Trump Administration Releases Budget Proposal: Potential Implications for US Education Lending
On Monday 22 May, the Trump Administration released details of its proposed budget. The budget seeks to cut government spending across a variety of programmes. Among cuts to social programmes and the Environmental Protection Agency, the budget also aims to overhaul the student loan landscape in the US. Changes include removing subsidised provisions from certain federal loans, as well as restructuring repayment and forgiveness programmes. The proposed changes are ambitious; however, it is likely that they will face substantial scrutiny and amendment in Congress before the final budget takes shape.
The US education lending landscape
Education lending in the US is the second largest source of outstanding consumer debt after mortgages and housing lending. In 2016, the US led the World in both absolute (USD1.4 trillion) and per capita (USD4.4 thousand) outstanding education lending balance – well above the next highest country in both categories. Student loans are an inseparable component of obtaining a higher education for the overwhelming majority of Americans. The growing magnitude of outstanding student loans has begun to shape the economic opportunities for many Americans, making it more challenging for graduates to take on other forms of debt, such as mortgages.
The student loan market in the US is largely served through federal loan programmes, with a much smaller portion issued through private lenders. Private loans, which tend to feature higher interest rates and fee schedules, are typically sought by students after they have reached their federal borrowing limit and exhausted other sources of financial aid. Federal loans are guaranteed by the government, and come in both subsidised and unsubsidised formats. While both varieties allow consumers to defer repayment of the loan until after leaving school, interest due on subsidised loans while the student is in school is paid by the government – helping to keep the total cost of the loan lower and facilitating greater affordability for consumers who may otherwise lack the means necessary to pay for their education.
Stripping out subsidies; restructuring forgiveness programmes
The proposed budget makes changes to federal loan programmes, principally through the removal of government subsidised loans and altering payment forgiveness programmes. These changes, if passed, could have a sizable effect on higher education affordability for Americans. The removal of federally subsidised loans, the eligibility for which is determined in part by financial need, would be a particularly challenging development for lower-income students, many of whom already struggle to cover the rapidly growing costs of tuition, books, and fees in American higher education.
The budget also seeks to restructure loan repayment and forgiveness programmes into a more uniform standard involving income-based payment limits and loan forgiveness after 15 years for undergraduate students and 30 years for graduate students. The plan would also remove a programme which forgave student debt after 10 years of work in a qualifying public service job. The impact of these changes would likely be greater for graduate students whose 30 year loan forgiveness term would be on par with the standard home mortgage term in the US, and can incur particularly large debts to pay for the often higher tuition costs associated with specialised schooling, such as medical and law school.
Private lender implications and political hurdles
Restructuring of the federal student loan programme could open up some potential in the relatively small private student loan market. Additional proposed cuts to federal work study programmes and further cuts to welfare programmes will put pressure on the budgets of students who will likely need to turn toward private lenders such as Discover, Sallie Mae, and Wells Fargo to cover funding gaps. For private lenders, student loans can be an attractive value proposition because unlike other forms of debt, they cannot typically be discharged during bankruptcy proceedings – reducing the overall risk for lenders.
The proposed changes in the President’s budget have received criticism from the left for making access to education funding more difficult.
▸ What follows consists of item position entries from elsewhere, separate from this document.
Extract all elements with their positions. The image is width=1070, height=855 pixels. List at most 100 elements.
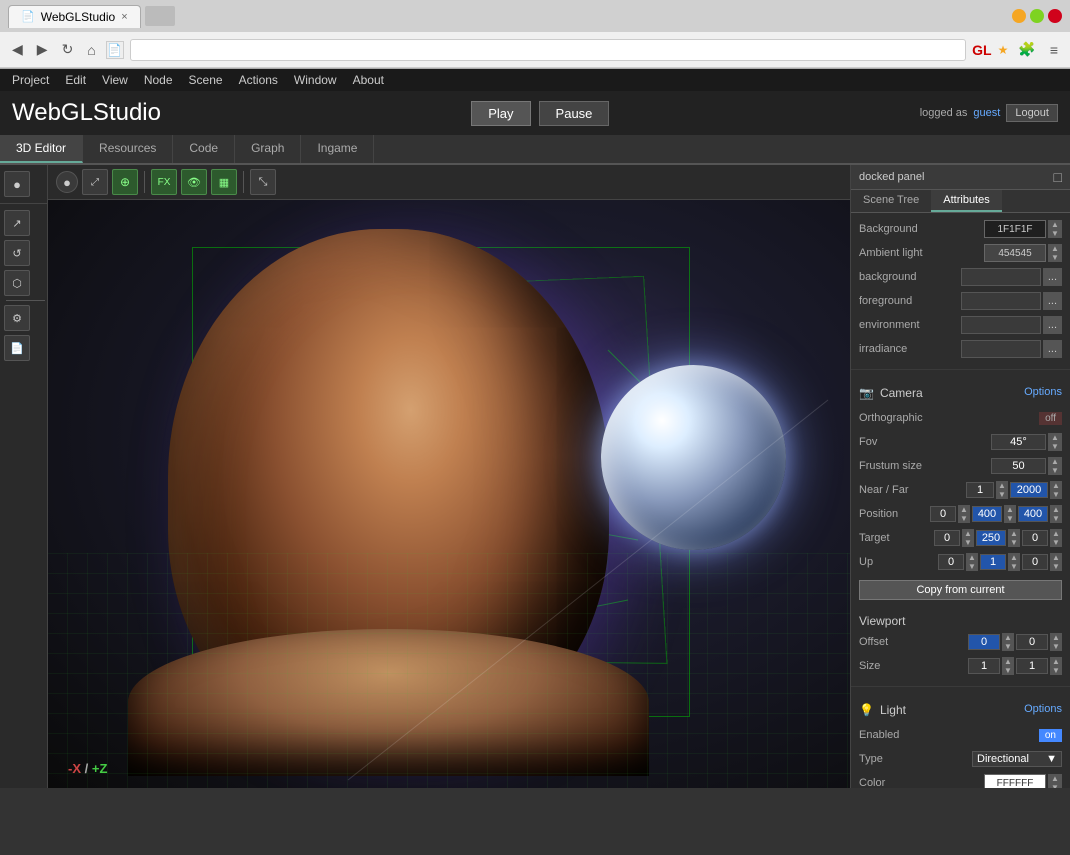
extensions-btn[interactable]: 🧩 bbox=[1014, 39, 1039, 60]
near-value[interactable]: 1 bbox=[966, 482, 994, 498]
fov-spin-down[interactable]: ▼ bbox=[1048, 442, 1062, 451]
copy-from-current-btn[interactable]: Copy from current bbox=[859, 580, 1062, 600]
panel-close-btn[interactable]: □ bbox=[1054, 169, 1062, 185]
pause-button[interactable]: Pause bbox=[539, 101, 610, 126]
far-spin-up[interactable]: ▲ bbox=[1050, 481, 1062, 490]
pos-x[interactable]: 0 bbox=[930, 506, 956, 522]
attributes-tab[interactable]: Attributes bbox=[931, 190, 1001, 212]
size-x-up[interactable]: ▲ bbox=[1002, 657, 1014, 666]
fov-value[interactable]: 45° bbox=[991, 434, 1046, 450]
pos-z-up[interactable]: ▲ bbox=[1050, 505, 1062, 514]
up-y-down[interactable]: ▼ bbox=[1008, 562, 1020, 571]
offset-y[interactable]: 0 bbox=[1016, 634, 1048, 650]
irr-texture-input[interactable] bbox=[961, 340, 1041, 358]
menu-project[interactable]: Project bbox=[12, 73, 49, 87]
light-color-down[interactable]: ▼ bbox=[1048, 783, 1062, 788]
tgt-z-down[interactable]: ▼ bbox=[1050, 538, 1062, 547]
far-spin-down[interactable]: ▼ bbox=[1050, 490, 1062, 499]
size-y-down[interactable]: ▼ bbox=[1050, 666, 1062, 675]
size-x[interactable]: 1 bbox=[968, 658, 1000, 674]
light-color-up[interactable]: ▲ bbox=[1048, 774, 1062, 783]
star-icon[interactable]: ★ bbox=[998, 43, 1009, 57]
up-x-down[interactable]: ▼ bbox=[966, 562, 978, 571]
circle-tool-btn[interactable]: ● bbox=[4, 171, 30, 197]
tab-close-btn[interactable]: × bbox=[121, 11, 127, 23]
light-color-swatch[interactable]: FFFFFF bbox=[984, 774, 1046, 788]
size-y-up[interactable]: ▲ bbox=[1050, 657, 1062, 666]
fov-spin-up[interactable]: ▲ bbox=[1048, 433, 1062, 442]
scale-btn[interactable]: ⬡ bbox=[4, 270, 30, 296]
camera-options-btn[interactable]: Options bbox=[1024, 386, 1062, 398]
eye-btn[interactable]: 👁 bbox=[181, 169, 207, 195]
new-tab-btn[interactable] bbox=[145, 6, 175, 26]
background-spin-up[interactable]: ▲ bbox=[1048, 220, 1062, 229]
scene-tree-tab[interactable]: Scene Tree bbox=[851, 190, 931, 212]
menu-edit[interactable]: Edit bbox=[65, 73, 86, 87]
up-y[interactable]: 1 bbox=[980, 554, 1006, 570]
ambient-spin-up[interactable]: ▲ bbox=[1048, 244, 1062, 253]
tool-btn-4[interactable]: ⚙ bbox=[4, 305, 30, 331]
near-spin-down[interactable]: ▼ bbox=[996, 490, 1008, 499]
pos-y-down[interactable]: ▼ bbox=[1004, 514, 1016, 523]
browser-tab[interactable]: 📄 WebGLStudio × bbox=[8, 5, 141, 28]
up-z-down[interactable]: ▼ bbox=[1050, 562, 1062, 571]
irr-texture-dots[interactable]: ... bbox=[1043, 340, 1062, 358]
size-y[interactable]: 1 bbox=[1016, 658, 1048, 674]
near-spin-up[interactable]: ▲ bbox=[996, 481, 1008, 490]
pos-y[interactable]: 400 bbox=[972, 506, 1002, 522]
env-texture-input[interactable] bbox=[961, 316, 1041, 334]
offset-y-down[interactable]: ▼ bbox=[1050, 642, 1062, 651]
tgt-x[interactable]: 0 bbox=[934, 530, 960, 546]
up-x-up[interactable]: ▲ bbox=[966, 553, 978, 562]
forward-btn[interactable]: ▶ bbox=[33, 39, 52, 60]
offset-x-down[interactable]: ▼ bbox=[1002, 642, 1014, 651]
offset-x[interactable]: 0 bbox=[968, 634, 1000, 650]
menu-window[interactable]: Window bbox=[294, 73, 337, 87]
ambient-color-swatch[interactable]: 454545 bbox=[984, 244, 1046, 262]
pos-z[interactable]: 400 bbox=[1018, 506, 1048, 522]
menu-scene[interactable]: Scene bbox=[189, 73, 223, 87]
refresh-btn[interactable]: ↻ bbox=[58, 39, 78, 60]
3d-viewport[interactable]: -X / +Z bbox=[48, 200, 850, 788]
tab-code[interactable]: Code bbox=[173, 135, 235, 163]
tgt-y[interactable]: 250 bbox=[976, 530, 1006, 546]
pos-y-up[interactable]: ▲ bbox=[1004, 505, 1016, 514]
pos-x-up[interactable]: ▲ bbox=[958, 505, 970, 514]
up-z-up[interactable]: ▲ bbox=[1050, 553, 1062, 562]
size-x-down[interactable]: ▼ bbox=[1002, 666, 1014, 675]
frustum-size-value[interactable]: 50 bbox=[991, 458, 1046, 474]
fg-texture-dots[interactable]: ... bbox=[1043, 292, 1062, 310]
bg-texture-input[interactable] bbox=[961, 268, 1041, 286]
type-dropdown[interactable]: Directional ▼ bbox=[972, 751, 1062, 767]
win-max-btn[interactable] bbox=[1030, 9, 1044, 23]
grid-btn[interactable]: ⊕ bbox=[112, 169, 138, 195]
tgt-z-up[interactable]: ▲ bbox=[1050, 529, 1062, 538]
up-x[interactable]: 0 bbox=[938, 554, 964, 570]
offset-x-up[interactable]: ▲ bbox=[1002, 633, 1014, 642]
tgt-y-down[interactable]: ▼ bbox=[1008, 538, 1020, 547]
tab-resources[interactable]: Resources bbox=[83, 135, 173, 163]
fg-texture-input[interactable] bbox=[961, 292, 1041, 310]
home-btn[interactable]: ⌂ bbox=[83, 40, 99, 60]
tgt-y-up[interactable]: ▲ bbox=[1008, 529, 1020, 538]
menu-about[interactable]: About bbox=[353, 73, 384, 87]
win-close-btn[interactable] bbox=[1048, 9, 1062, 23]
user-link[interactable]: guest bbox=[973, 107, 1000, 119]
ambient-spin-down[interactable]: ▼ bbox=[1048, 253, 1062, 262]
light-options-btn[interactable]: Options bbox=[1024, 703, 1062, 715]
logout-button[interactable]: Logout bbox=[1006, 104, 1058, 122]
up-z[interactable]: 0 bbox=[1022, 554, 1048, 570]
fx-btn[interactable]: FX bbox=[151, 169, 177, 195]
menu-btn[interactable]: ≡ bbox=[1046, 40, 1062, 60]
grid2-btn[interactable]: ▦ bbox=[211, 169, 237, 195]
tab-3d-editor[interactable]: 3D Editor bbox=[0, 135, 83, 163]
play-button[interactable]: Play bbox=[471, 101, 530, 126]
tgt-x-up[interactable]: ▲ bbox=[962, 529, 974, 538]
bg-texture-dots[interactable]: ... bbox=[1043, 268, 1062, 286]
background-spin-down[interactable]: ▼ bbox=[1048, 229, 1062, 238]
orthographic-toggle[interactable]: off bbox=[1039, 412, 1062, 425]
back-btn[interactable]: ◀ bbox=[8, 39, 27, 60]
expand-btn[interactable]: ⤡ bbox=[250, 169, 276, 195]
pos-z-down[interactable]: ▼ bbox=[1050, 514, 1062, 523]
offset-y-up[interactable]: ▲ bbox=[1050, 633, 1062, 642]
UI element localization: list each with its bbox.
Supporters of the changes point to arguments that easy access to federal student loans has created an overly permissive borrowing environment which has contributed to the rapidly increasing cost of higher education in the US. Pushing the budget through Congress, however, will prove challenging. Education funding and student loan debt are major campaign issues for members of both parties, and it is unlikely that the cuts will survive the legislative process in their current form. Nevertheless, the emphasis the Trump Administration has placed on spending cuts should ensure a lively debate over the role that the federal government will play in helping Americans finance their higher education needs.